#Is it possible to use blocking `FileDialogBuilder` in a `on_menu_event` handler?

6 messages · Page 1 of 1 (latest)

lucid coral
#

When I call tauri::api::dialog::blocking::FileDialogBuilder::new().pick_folder() in a menu handler, it blocks the main thread, but doesn't show the dialog itself.

I was assuming the behaviour would be something like: show OS file picker, block everything else until a folder is picked, once it's picked, return and continue the rest.

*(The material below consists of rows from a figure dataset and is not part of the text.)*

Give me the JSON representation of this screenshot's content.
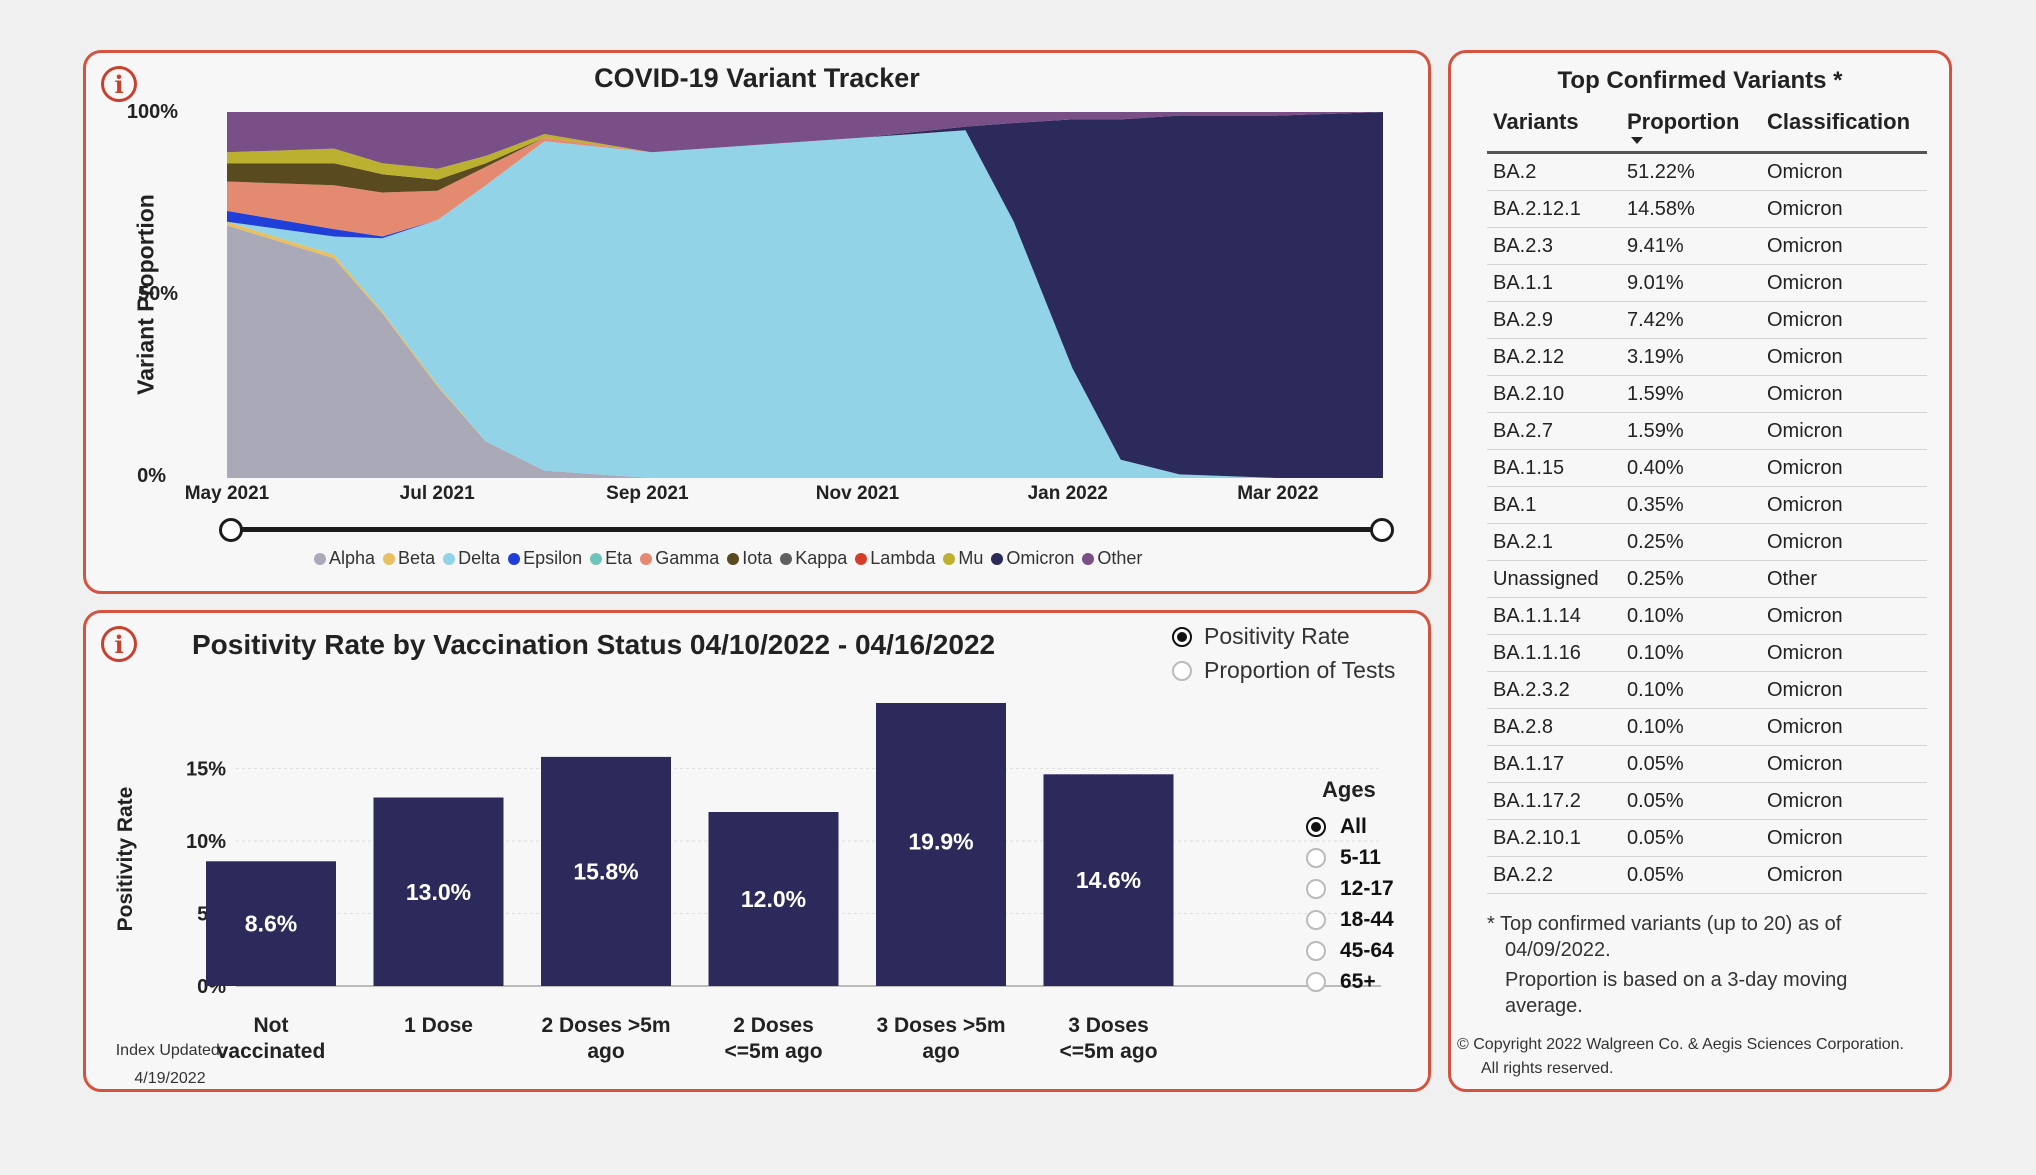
{
  "tracker": {
    "title": "COVID-19 Variant Tracker",
    "ylabel": "Variant Proportion",
    "yticks": [
      "100%",
      "50%",
      "0%"
    ],
    "xticks": [
      "May 2021",
      "Jul 2021",
      "Sep 2021",
      "Nov 2021",
      "Jan 2022",
      "Mar 2022"
    ],
    "legend": [
      {
        "name": "Alpha",
        "color": "#a9a9b8"
      },
      {
        "name": "Beta",
        "color": "#e8c060"
      },
      {
        "name": "Delta",
        "color": "#93d3e8"
      },
      {
        "name": "Epsilon",
        "color": "#1f3fd8"
      },
      {
        "name": "Eta",
        "color": "#6fc3b8"
      },
      {
        "name": "Gamma",
        "color": "#e38a70"
      },
      {
        "name": "Iota",
        "color": "#5a4a20"
      },
      {
        "name": "Kappa",
        "color": "#5f5f5f"
      },
      {
        "name": "Lambda",
        "color": "#d2402a"
      },
      {
        "name": "Mu",
        "color": "#bcb030"
      },
      {
        "name": "Omicron",
        "color": "#2b2a5a"
      },
      {
        "name": "Other",
        "color": "#7a4e86"
      }
    ]
  },
  "chart_data": [
    {
      "type": "area",
      "title": "COVID-19 Variant Tracker",
      "ylabel": "Variant Proportion",
      "ylim": [
        0,
        100
      ],
      "x": [
        "2021-05-01",
        "2021-06-01",
        "2021-06-15",
        "2021-07-01",
        "2021-07-15",
        "2021-08-01",
        "2021-09-01",
        "2021-10-01",
        "2021-11-01",
        "2021-12-01",
        "2021-12-15",
        "2022-01-01",
        "2022-01-15",
        "2022-02-01",
        "2022-03-01",
        "2022-04-01"
      ],
      "series": [
        {
          "name": "Alpha",
          "values": [
            69,
            60,
            45,
            25,
            10,
            2,
            0,
            0,
            0,
            0,
            0,
            0,
            0,
            0,
            0,
            0
          ]
        },
        {
          "name": "Beta",
          "values": [
            1,
            1,
            0.5,
            0.5,
            0,
            0,
            0,
            0,
            0,
            0,
            0,
            0,
            0,
            0,
            0,
            0
          ]
        },
        {
          "name": "Delta",
          "values": [
            0,
            5,
            20,
            45,
            70,
            90,
            89,
            91,
            93,
            95,
            70,
            30,
            5,
            1,
            0,
            0
          ]
        },
        {
          "name": "Epsilon",
          "values": [
            3,
            2,
            0.5,
            0,
            0,
            0,
            0,
            0,
            0,
            0,
            0,
            0,
            0,
            0,
            0,
            0
          ]
        },
        {
          "name": "Gamma",
          "values": [
            8,
            12,
            12,
            8,
            5,
            1,
            0,
            0,
            0,
            0,
            0,
            0,
            0,
            0,
            0,
            0
          ]
        },
        {
          "name": "Iota",
          "values": [
            5,
            6,
            5,
            3,
            1,
            0,
            0,
            0,
            0,
            0,
            0,
            0,
            0,
            0,
            0,
            0
          ]
        },
        {
          "name": "Mu",
          "values": [
            3,
            4,
            3,
            3,
            2,
            1,
            0,
            0,
            0,
            0,
            0,
            0,
            0,
            0,
            0,
            0
          ]
        },
        {
          "name": "Omicron",
          "values": [
            0,
            0,
            0,
            0,
            0,
            0,
            0,
            0,
            0,
            1,
            27,
            68,
            93,
            98,
            99,
            100
          ]
        },
        {
          "name": "Other",
          "values": [
            11,
            10,
            14,
            15.5,
            12,
            6,
            11,
            9,
            7,
            4,
            3,
            2,
            2,
            1,
            1,
            0
          ]
        }
      ]
    },
    {
      "type": "bar",
      "title": "Positivity Rate by Vaccination Status 04/10/2022 - 04/16/2022",
      "ylabel": "Positivity Rate",
      "ylim": [
        0,
        20
      ],
      "yticks": [
        "15%",
        "10%",
        "5%",
        "0%"
      ],
      "categories": [
        "Not vaccinated",
        "1 Dose",
        "2 Doses >5m ago",
        "2 Doses <=5m ago",
        "3 Doses >5m ago",
        "3 Doses <=5m ago"
      ],
      "values": [
        8.6,
        13.0,
        15.8,
        12.0,
        19.9,
        14.6
      ],
      "data_labels": [
        "8.6%",
        "13.0%",
        "15.8%",
        "12.0%",
        "19.9%",
        "14.6%"
      ],
      "bar_color": "#2b2a5a"
    }
  ],
  "positivity": {
    "title": "Positivity Rate by Vaccination Status 04/10/2022 - 04/16/2022",
    "ylabel": "Positivity Rate",
    "categories": [
      {
        "line1": "Not",
        "line2": "vaccinated"
      },
      {
        "line1": "1 Dose",
        "line2": ""
      },
      {
        "line1": "2 Doses >5m",
        "line2": "ago"
      },
      {
        "line1": "2 Doses",
        "line2": "<=5m ago"
      },
      {
        "line1": "3 Doses >5m",
        "line2": "ago"
      },
      {
        "line1": "3 Doses",
        "line2": "<=5m ago"
      }
    ],
    "metric_options": [
      "Positivity Rate",
      "Proportion of Tests"
    ],
    "metric_selected": "Positivity Rate",
    "ages_title": "Ages",
    "ages": [
      "All",
      "5-11",
      "12-17",
      "18-44",
      "45-64",
      "65+"
    ],
    "age_selected": "All",
    "index_updated_label": "Index Updated:",
    "index_updated_date": "4/19/2022"
  },
  "variants_table": {
    "title": "Top Confirmed Variants *",
    "headers": [
      "Variants",
      "Proportion",
      "Classification"
    ],
    "rows": [
      [
        "BA.2",
        "51.22%",
        "Omicron"
      ],
      [
        "BA.2.12.1",
        "14.58%",
        "Omicron"
      ],
      [
        "BA.2.3",
        "9.41%",
        "Omicron"
      ],
      [
        "BA.1.1",
        "9.01%",
        "Omicron"
      ],
      [
        "BA.2.9",
        "7.42%",
        "Omicron"
      ],
      [
        "BA.2.12",
        "3.19%",
        "Omicron"
      ],
      [
        "BA.2.10",
        "1.59%",
        "Omicron"
      ],
      [
        "BA.2.7",
        "1.59%",
        "Omicron"
      ],
      [
        "BA.1.15",
        "0.40%",
        "Omicron"
      ],
      [
        "BA.1",
        "0.35%",
        "Omicron"
      ],
      [
        "BA.2.1",
        "0.25%",
        "Omicron"
      ],
      [
        "Unassigned",
        "0.25%",
        "Other"
      ],
      [
        "BA.1.1.14",
        "0.10%",
        "Omicron"
      ],
      [
        "BA.1.1.16",
        "0.10%",
        "Omicron"
      ],
      [
        "BA.2.3.2",
        "0.10%",
        "Omicron"
      ],
      [
        "BA.2.8",
        "0.10%",
        "Omicron"
      ],
      [
        "BA.1.17",
        "0.05%",
        "Omicron"
      ],
      [
        "BA.1.17.2",
        "0.05%",
        "Omicron"
      ],
      [
        "BA.2.10.1",
        "0.05%",
        "Omicron"
      ],
      [
        "BA.2.2",
        "0.05%",
        "Omicron"
      ]
    ],
    "note_line1": "* Top confirmed variants (up to 20) as of",
    "note_line2": "04/09/2022.",
    "note_line3": "Proportion is based on a 3-day moving",
    "note_line4": "average.",
    "copyright_line1": "© Copyright 2022 Walgreen Co. & Aegis Sciences Corporation.",
    "copyright_line2": "All rights reserved."
  }
}
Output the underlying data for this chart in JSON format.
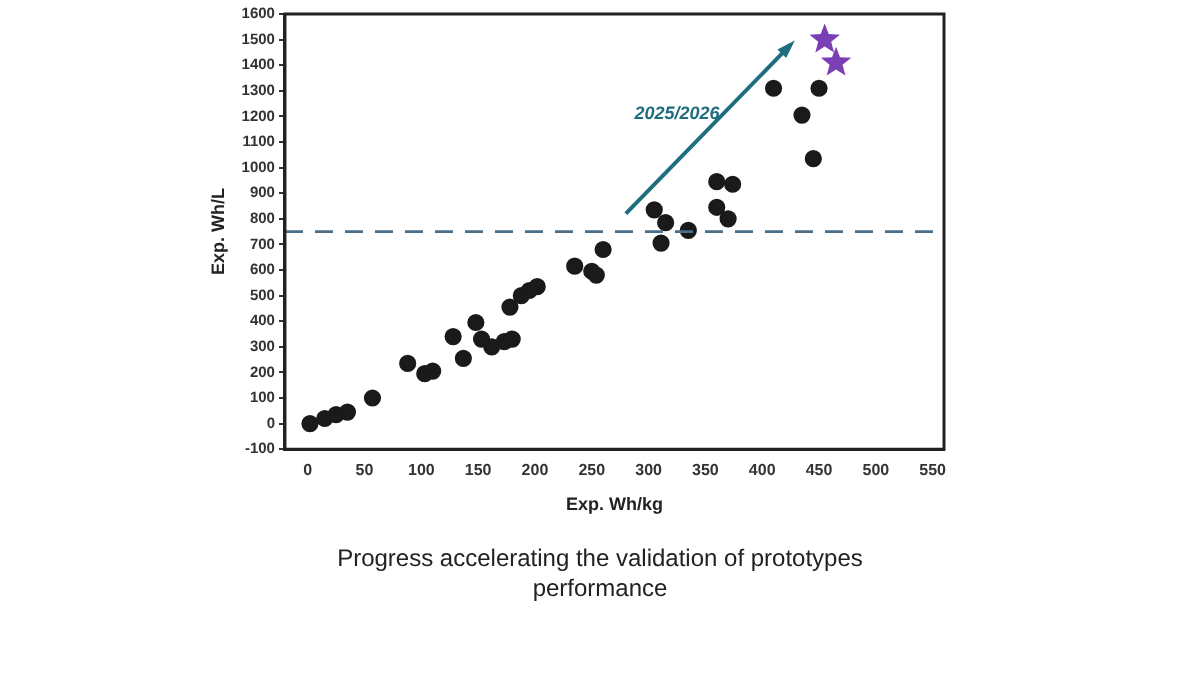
{
  "chart_data": {
    "type": "scatter",
    "xlabel": "Exp. Wh/kg",
    "ylabel": "Exp. Wh/L",
    "xlim": [
      -20,
      560
    ],
    "xticks": [
      0,
      50,
      100,
      150,
      200,
      250,
      300,
      350,
      400,
      450,
      500,
      550
    ],
    "ylim": [
      -100,
      1600
    ],
    "yticks": [
      -100,
      0,
      100,
      200,
      300,
      400,
      500,
      600,
      700,
      800,
      900,
      1000,
      1100,
      1200,
      1300,
      1400,
      1500,
      1600
    ],
    "grid": false,
    "legend": false,
    "series": [
      {
        "color": "#1a1a1a",
        "marker": "circle",
        "x": [
          2,
          15,
          25,
          35,
          57,
          88,
          103,
          110,
          128,
          137,
          148,
          153,
          162,
          173,
          180,
          178,
          188,
          195,
          202,
          235,
          250,
          254,
          260,
          305,
          311,
          315,
          335,
          360,
          360,
          370,
          374,
          410,
          435,
          445,
          450
        ],
        "values": [
          0,
          20,
          35,
          45,
          100,
          235,
          195,
          205,
          340,
          255,
          395,
          330,
          300,
          320,
          330,
          455,
          500,
          520,
          535,
          615,
          595,
          580,
          680,
          835,
          705,
          785,
          755,
          945,
          845,
          800,
          935,
          1310,
          1205,
          1035,
          1310
        ]
      },
      {
        "color": "#7b3fb5",
        "marker": "star",
        "x": [
          455,
          465
        ],
        "values": [
          1500,
          1410
        ]
      }
    ],
    "ref_lines": [
      {
        "axis": "y",
        "value": 750,
        "color": "#4a6f8a",
        "line_style": "dashed"
      }
    ],
    "annotations": [
      "2025/2026",
      "Progress accelerating the validation of prototypes performance"
    ]
  }
}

Am I misunderstanding something? Any help would be appreciated.

celest crag
lucid coral
#

Ah OK, I see. Thank you, that makes sense. If I need the behaviour I mention, where until the folder is picked, the function doesn't return, would I need to make an async fn? I have not ever touched that side of Rust and am worried it's a whole can of worms.

#

Maybe to explain in more detail: I have a command that I want to be fallible, and needs to be checked on the Frontend to have succeeded (i.e. with try {await invoke(...)} catch (e) { console.log("oh no") }), so the signature is something like

use tauri::api::dialog::blocking::FileDialogBuilder as Dialog;
#[tauri::command]
pub fn open_folder_and_do_something() -> Result<(), String> {
    let path = Dialog::new().pick_folder().ok_or("no folder picked")?;
    some_other_result_fn(&path)?; // if this isn't Ok, the frontend has to know
    Ok(())
}

I want to be able to call the same command from a menu handler. I don't know what's the recommended / standard approach for something like this. I assume it's a frequently encountered need.

Since the command is fallible, I cannot easily use the non-blocking picker, as there's no way to find out if some_other_result_fn is Ok, as it would only be called and returned from in the pick_folder(|path| {some_other_result_fn(path)}) closure.

celest crag
#

So basically 2 options here, both are conceptually the same:

  1. use std::thread::spawn in on_menu_event and call the command in there
  2. make the command async (no changes for the js invokation) and use tauri::async_runtime::spawn to call the command

the async task is a bit lighter but i don't think it really matters.

lucid coral
#

OK thank you for the advice! Will attempt the async command approach.